Objective  To analyze the correlations of serum vascular endothelial growth factor (VEGF), soluble thymidine kinase-1 (TK-1) and T lymphocyte subsets with clinicopathological features of tumors and survival prognosis in patients with liver cancer.

  Methods  Clinical materials of 105 patients diagnosed as hepatocellular carcinoma from September 2018 to September 2020 were retrospectively analyzed, and serum VEGF, TK-1 and T lymphocyte subsets (percentages of CD3⁺, CD4⁺ and CD8⁺ and CD4⁺/CD8⁺) at hospital admission were detected.

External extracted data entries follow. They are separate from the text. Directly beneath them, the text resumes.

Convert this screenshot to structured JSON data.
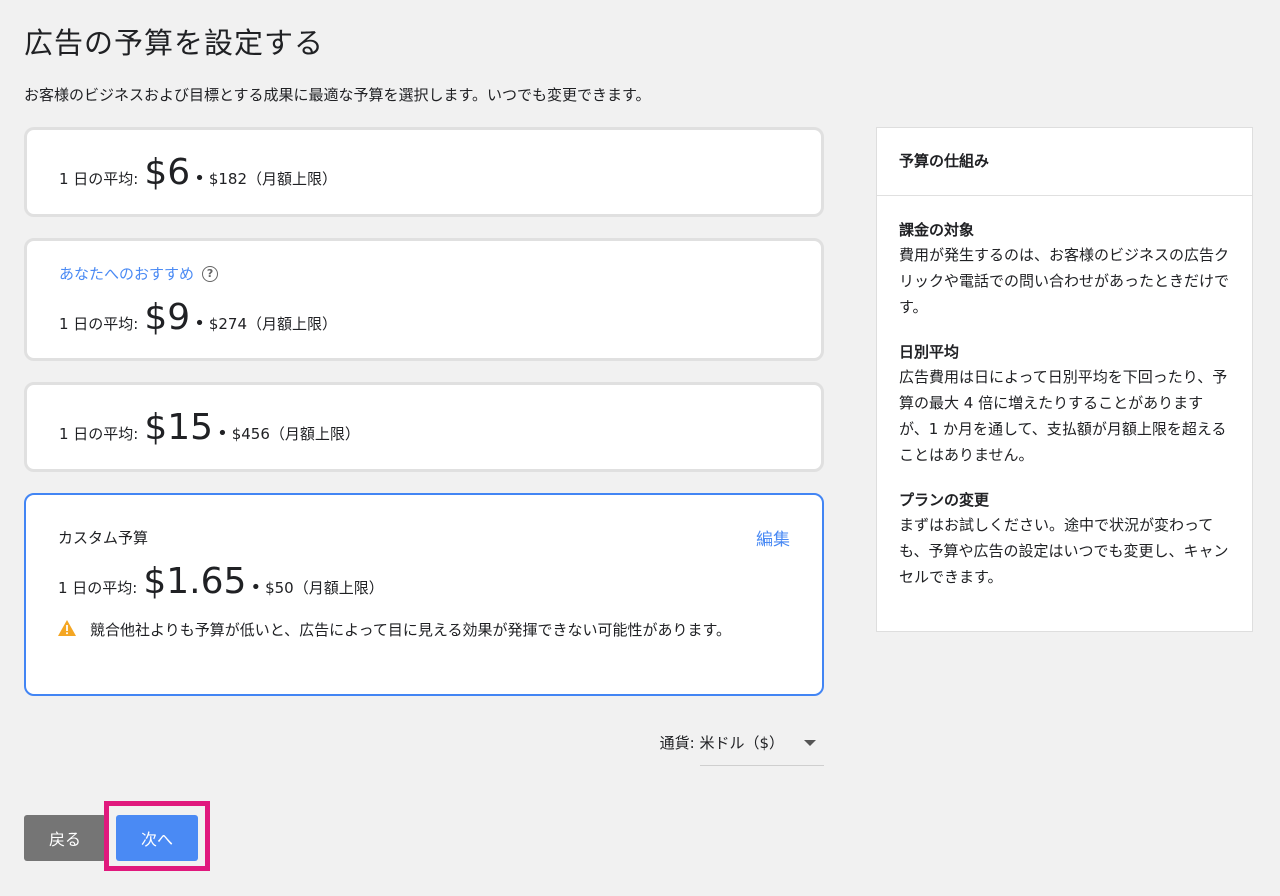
{
  "header": {
    "title": "広告の予算を設定する",
    "subtitle": "お客様のビジネスおよび目標とする成果に最適な予算を選択します。いつでも変更できます。"
  },
  "options": [
    {
      "daily_label": "1 日の平均:",
      "daily_price": "$6",
      "separator": "•",
      "monthly": "$182（月額上限）"
    },
    {
      "recommend_label": "あなたへのおすすめ",
      "help_icon": "?",
      "daily_label": "1 日の平均:",
      "daily_price": "$9",
      "separator": "•",
      "monthly": "$274（月額上限）"
    },
    {
      "daily_label": "1 日の平均:",
      "daily_price": "$15",
      "separator": "•",
      "monthly": "$456（月額上限）"
    }
  ],
  "custom": {
    "title": "カスタム予算",
    "edit_label": "編集",
    "daily_label": "1 日の平均:",
    "daily_price": "$1.65",
    "separator": "•",
    "monthly": "$50（月額上限）",
    "warning": "競合他社よりも予算が低いと、広告によって目に見える効果が発揮できない可能性があります。"
  },
  "currency": {
    "label": "通貨: 米ドル（$）"
  },
  "buttons": {
    "back": "戻る",
    "next": "次へ"
  },
  "side_panel": {
    "title": "予算の仕組み",
    "sections": [
      {
        "heading": "課金の対象",
        "body": "費用が発生するのは、お客様のビジネスの広告クリックや電話での問い合わせがあったときだけです。"
      },
      {
        "heading": "日別平均",
        "body": "広告費用は日によって日別平均を下回ったり、予算の最大 4 倍に増えたりすることがありますが、1 か月を通して、支払額が月額上限を超えることはありません。"
      },
      {
        "heading": "プランの変更",
        "body": "まずはお試しください。途中で状況が変わっても、予算や広告の設定はいつでも変更し、キャンセルできます。"
      }
    ]
  },
  "colors": {
    "accent": "#4a8af4",
    "highlight": "#e0197d",
    "warning": "#f4a623"
  }
}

  Results  VEGF and TK-1 at hospital admission were significantly correlated with hepatitis B virus (HBV) infection, TNM staging, differentiation level, lymph node metastasis, vascular infiltration and survival prognosis (P < 0.05). The CD4⁺/CD8⁺ at hospital admission was significantly correlated with HBV infection, TNM staging, differentiation level, lymph node metastasis, vascular infiltration and survival prognosis (P < 0.05). Compared with before treatment, the levels of VEGF and TK-1 decreased significantly, the percentage of CD4⁺ and CD4⁺/CD8⁺ increased significantly, and the percentage of CD8⁺ decreased significantly in 105 patients with liver cancer after treatment (P < 0.05). Multivariate Cox regression analysis showed that TNM staging (stage Ⅲto Ⅳ), lymph node metastasis, vascular infiltration, VEGF, TK-1 and CD4⁺/CD8⁺ were risk factors for survival prognosis (P < 0.05). The receiver operating characteristic (ROC) curve analysis showed that the values of area under the curve (AUC) of VEGF, TK-1 and CD4⁺/CD8⁺ in predicting survival prognosis were 0.824, 0.869 and 0.756, respectively, and the AUC of combined prediction was 0.912 (P < 0.05).

  Conclusion  The expressions of serum VEGF and TK-1 increase and CD4⁺/CD8⁺ decreases in patients with liver cancer, which are closely related to the clinicopathological features of tumors and the survival prognosis of patients. The combination of VEGF, TK-1 and CD4⁺/CD8⁺ has a high value in predicting the survival prognosis.